North Carolina healthcare provider, OCR reach settlement following security issues

July 28, 2020
Medicare Web

Metropolitan Community Health Services (MCHS),  a federally qualified health center that provides discounted medical services to underserved populations in rural North Carolina, agreed to pay $25,000 to the Office for Civil Rights (OCR) and adopt a corrective action plan to settle potential violations of the HIPAA Security Rule, OCR announced on July 23.

The fine stems from a June 2011 breach report regarding the impermissible disclosure of protected health information (PHI) and the organization’s subsequent failure to implement security policies and procedures, conduct risk analyses, and provide workforce members with adequate training, as required by HIPAA.

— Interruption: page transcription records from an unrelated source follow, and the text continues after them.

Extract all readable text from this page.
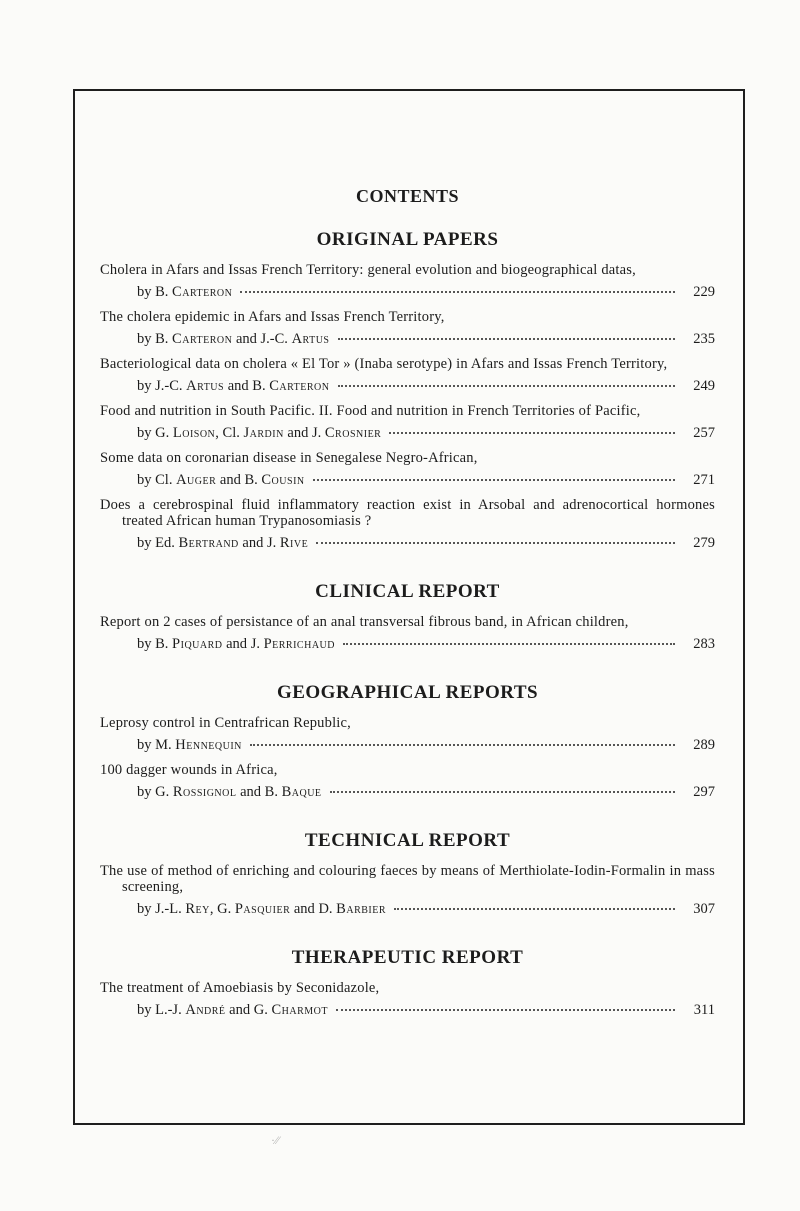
CONTENTS
ORIGINAL PAPERS
Cholera in Afars and Issas French Territory: general evolution and biogeographical datas,
by B. Carteron	229
The cholera epidemic in Afars and Issas French Territory,
by B. Carteron and J.-C. Artus	235
Bacteriological data on cholera « El Tor » (Inaba serotype) in Afars and Issas French Territory,
by J.-C. Artus and B. Carteron	249
Food and nutrition in South Pacific. II. Food and nutrition in French Territories of Pacific,
by G. Loison, Cl. Jardin and J. Crosnier	257
Some data on coronarian disease in Senegalese Negro-African,
by Cl. Auger and B. Cousin	271
Does a cerebrospinal fluid inflammatory reaction exist in Arsobal and adrenocortical hormones treated African human Trypanosomiasis ?
by Ed. Bertrand and J. Rive	279
CLINICAL REPORT
Report on 2 cases of persistance of an anal transversal fibrous band, in African children,
by B. Piquard and J. Perrichaud	283
GEOGRAPHICAL REPORTS
Leprosy control in Centrafrican Republic,
by M. Hennequin	289
100 dagger wounds in Africa,
by G. Rossignol and B. Baque	297
TECHNICAL REPORT
The use of method of enriching and colouring faeces by means of Merthiolate-Iodin-Formalin in mass screening,
by J.-L. Rey, G. Pasquier and D. Barbier	307
THERAPEUTIC REPORT
The treatment of Amoebiasis by Seconidazole,
by L.-J. André and G. Charmot	311
·⁄⁄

According to the resolution agreement, an OCR investigation into MCHS learned of “widespread compliance issues.” MCHS failed to offer its staff security training until June 30, 2016. Additionally, OCR found that MCHS failed to conduct accurate and thorough assessments of the potential risks and vulnerabilities.

In addition to the $25,000 fine, MCHS agreed to a number of corrective actions. It will complete an accurate and thorough enterprise-wide analysis of security risks and vulnerabilities, incorporating all its electronic equipment, data systems, programs, and applications. MCHS agreed to submit to HHS the scope and methodology by which it proposes to conduct the risk analysis, which must be conducted within 120 days of HHS’ approval.

Within 60 days of approval of the risk analysis, MCHS must develop an organization-wide risk management plan to address identified security risks and vulnerabilities. It must also receive HHS approval on written policies and procedures regarding the HIPAA Privacy, Security, and Breach Notification Rules, as well as HHS approval on training materials. Within 30 days of approval, training must be provided to all workforce members.

The agreement does not represent an admission of liability by MCHS.

The corrective plan also involves two years of HHS monitoring.